Une formation, un conseiller temporaire, voire, par précaution, des tests psychométriques préalables augmenteront ses chances de succès dans ce nouveau poste.

Un conseil: un comité consultatif

Solo est synonyme de solitude. L'entrepreneur a besoin d'échanger. Pourquoi pas un comité consultatif?

L'entreprise accélère. Le paysage défile si vite que son propriétaire perd ses repères. Un comité consultatif l'aidera à garder le cap sur ses objectifs.

Il sera habituellement composé de deux ou trois personnes de l'extérieur à l'entreprise et d'une ou deux personnes de l'entreprise. Ils pourront se réunir au rythme d'une fois par trimestre.

«Leur but n'est pas de prendre des décisions à la place de l'entrepreneur, mais de l'aider à cheminer pour réaliser sa vision stratégique», explique Bernard Grandmont.

Ce comité ne lui dicte pas ce qu'il doit faire. Il guide plutôt sa réflexion, en s'appuyant sur l'expérience de ses membres.

«Dans les cas que j'ai vécus, ça devient pour les entrepreneurs une source d'inspiration, de ressourcement indéniable», souligne M. Grandmont.

Dans ce contexte, le choix de ses membres est capital. L'entrepreneur doit s'adjoindre des conseillers dont l'expérience complétera ses propres compétences, pour combler les carences de son entreprise et ses propres points faibles.

L'entrepreneur a besoin d'être remis en question. Et c'est également le rôle de ce comité consultatif. «Quand il y a des gens complémentaires autour de la table, soutient M. Grandmont, ça permet vraiment de challenger l'entrepreneur pour l'aider à atteindre sa vision.»

QUELQUES CONSEILS POUR LE COMITÉ

CONSEIL NO 1

Il est préférable qu'au moins un membre provienne d'une entreprise de deux à trois fois plus grande que la nôtre. Il connaît le parcours qui nous attend.

CONSEIL NO 2

Ses membres doivent être totalement objectifs et indépendants. «Lorsqu'il y a apparence de conflit d'intérêts, ça vient limiter les échanges», soutient Bernard Grandmont. «Ce ne sont pas des clients ni des fournisseurs, ajoute-t-il. Ils ne diront pas ce que l'entrepreneur veut entendre, mais exprimeront leur propre vision des choses. Ils sont là pour challenger l'entrepreneur.»

CONSEIL NO 3

Les membres du comité doivent manifester une belle qualité d'écoute. «Ils ne sont pas là pour prendre des décisions, rappelle M. Grandmont. Leur capacité d'écoute leur permettra de questionner l'entrepreneur pour l'amener à prendre ses propres décisions - peut-être des décisions différentes de ce qu'il envisageait au départ.» Bref, il s'agit de conseiller en écoutant. Cette capacité d'écoute doit être complétée par une autre faculté de générosité: le partage de son expérience, au moment approprié et avec pertinence.

CONSEIL NO 4

«Environ 20% du temps de réunion doit être consacré à ce qui se passe aujourd'hui, et 80% à l'avenir», affirme enfin Bernard Grandmont.

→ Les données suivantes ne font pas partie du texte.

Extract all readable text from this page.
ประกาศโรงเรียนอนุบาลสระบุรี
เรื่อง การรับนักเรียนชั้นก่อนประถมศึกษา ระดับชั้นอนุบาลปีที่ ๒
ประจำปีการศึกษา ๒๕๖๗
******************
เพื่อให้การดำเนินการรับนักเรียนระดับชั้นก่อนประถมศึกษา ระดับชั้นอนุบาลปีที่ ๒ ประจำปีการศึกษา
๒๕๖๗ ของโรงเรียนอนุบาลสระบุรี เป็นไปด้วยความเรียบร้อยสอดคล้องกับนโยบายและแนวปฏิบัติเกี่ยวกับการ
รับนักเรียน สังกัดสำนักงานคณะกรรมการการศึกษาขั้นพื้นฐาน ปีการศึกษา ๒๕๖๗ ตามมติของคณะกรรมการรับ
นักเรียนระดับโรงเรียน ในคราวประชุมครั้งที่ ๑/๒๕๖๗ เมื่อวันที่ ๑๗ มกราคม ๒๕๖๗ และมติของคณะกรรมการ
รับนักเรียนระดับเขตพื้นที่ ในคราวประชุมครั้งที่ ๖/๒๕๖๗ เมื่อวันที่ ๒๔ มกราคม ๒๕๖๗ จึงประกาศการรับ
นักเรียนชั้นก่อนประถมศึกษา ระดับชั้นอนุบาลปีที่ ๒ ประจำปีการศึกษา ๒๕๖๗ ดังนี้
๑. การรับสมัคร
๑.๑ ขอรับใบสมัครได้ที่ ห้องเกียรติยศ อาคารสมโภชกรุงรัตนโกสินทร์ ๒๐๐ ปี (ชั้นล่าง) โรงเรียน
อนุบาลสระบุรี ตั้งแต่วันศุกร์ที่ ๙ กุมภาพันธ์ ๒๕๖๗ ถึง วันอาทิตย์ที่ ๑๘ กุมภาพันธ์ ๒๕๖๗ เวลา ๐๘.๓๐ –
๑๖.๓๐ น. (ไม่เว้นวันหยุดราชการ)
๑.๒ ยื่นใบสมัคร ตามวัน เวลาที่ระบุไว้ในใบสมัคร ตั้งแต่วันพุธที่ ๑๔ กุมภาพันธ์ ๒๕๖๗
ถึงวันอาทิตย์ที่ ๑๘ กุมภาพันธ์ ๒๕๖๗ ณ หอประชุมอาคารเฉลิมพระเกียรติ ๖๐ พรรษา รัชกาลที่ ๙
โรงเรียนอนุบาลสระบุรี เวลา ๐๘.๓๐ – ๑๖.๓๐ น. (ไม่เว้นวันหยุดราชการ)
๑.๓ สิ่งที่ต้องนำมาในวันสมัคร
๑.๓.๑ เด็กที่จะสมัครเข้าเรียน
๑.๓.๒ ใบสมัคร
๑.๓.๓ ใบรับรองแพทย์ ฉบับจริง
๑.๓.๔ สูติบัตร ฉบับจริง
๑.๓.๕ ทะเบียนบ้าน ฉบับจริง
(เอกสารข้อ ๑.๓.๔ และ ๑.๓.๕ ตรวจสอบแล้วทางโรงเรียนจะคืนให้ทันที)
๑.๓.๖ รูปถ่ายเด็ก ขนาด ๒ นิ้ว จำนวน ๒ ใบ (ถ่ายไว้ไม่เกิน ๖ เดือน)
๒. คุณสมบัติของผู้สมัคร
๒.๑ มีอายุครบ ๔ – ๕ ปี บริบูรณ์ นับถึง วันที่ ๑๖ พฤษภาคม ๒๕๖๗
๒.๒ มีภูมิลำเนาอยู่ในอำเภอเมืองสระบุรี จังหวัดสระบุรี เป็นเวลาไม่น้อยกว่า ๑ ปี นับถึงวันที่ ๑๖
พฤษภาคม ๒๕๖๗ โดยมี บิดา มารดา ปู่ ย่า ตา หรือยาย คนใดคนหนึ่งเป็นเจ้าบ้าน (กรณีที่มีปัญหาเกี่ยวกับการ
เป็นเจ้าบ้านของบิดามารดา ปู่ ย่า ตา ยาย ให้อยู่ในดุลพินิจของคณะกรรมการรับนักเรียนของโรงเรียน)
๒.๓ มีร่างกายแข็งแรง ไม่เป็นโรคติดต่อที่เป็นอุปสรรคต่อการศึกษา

L'opinion d'Alain Bouchard, président d'Alimentation Couche-Tard

Je ne suis pas bon dans bien des secteurs. Il faut que mes vice-présidents soient meilleurs que moi, dans tel ou tel secteur. Certains sont incapables d'embaucher quelqu'un de meilleur qu'eux.

On ne réalise rien seul. Dès le départ, la croissance se bâtit en équipe.

Depuis le tout début, je me suis bien entouré. J'ai découvert rapidement dans ma vie d'entrepreneur qu'aussitôt que quelque chose était déplaisant pour moi, il valait mieux que quelqu'un d'autre le fasse.

Par exemple, je n'aime pas rencontrer les banquiers. Je préfère nettement aller dans les magasins pour voir mon monde.

En anglais, on emploie le mot empowerment. Nous pourrions l'utiliser dans plusieurs sujets abordés dans ce cahier puisque selon moi, il n'y a rien qui motive plus les personnes que lorsqu'elles se sentent en contrôle de leur destinée. Il faut pour cela un haut niveau de confiance et un système de contrôle (meilleures pratiques, ou benchmarking) bien communiqué et utilisé par tous.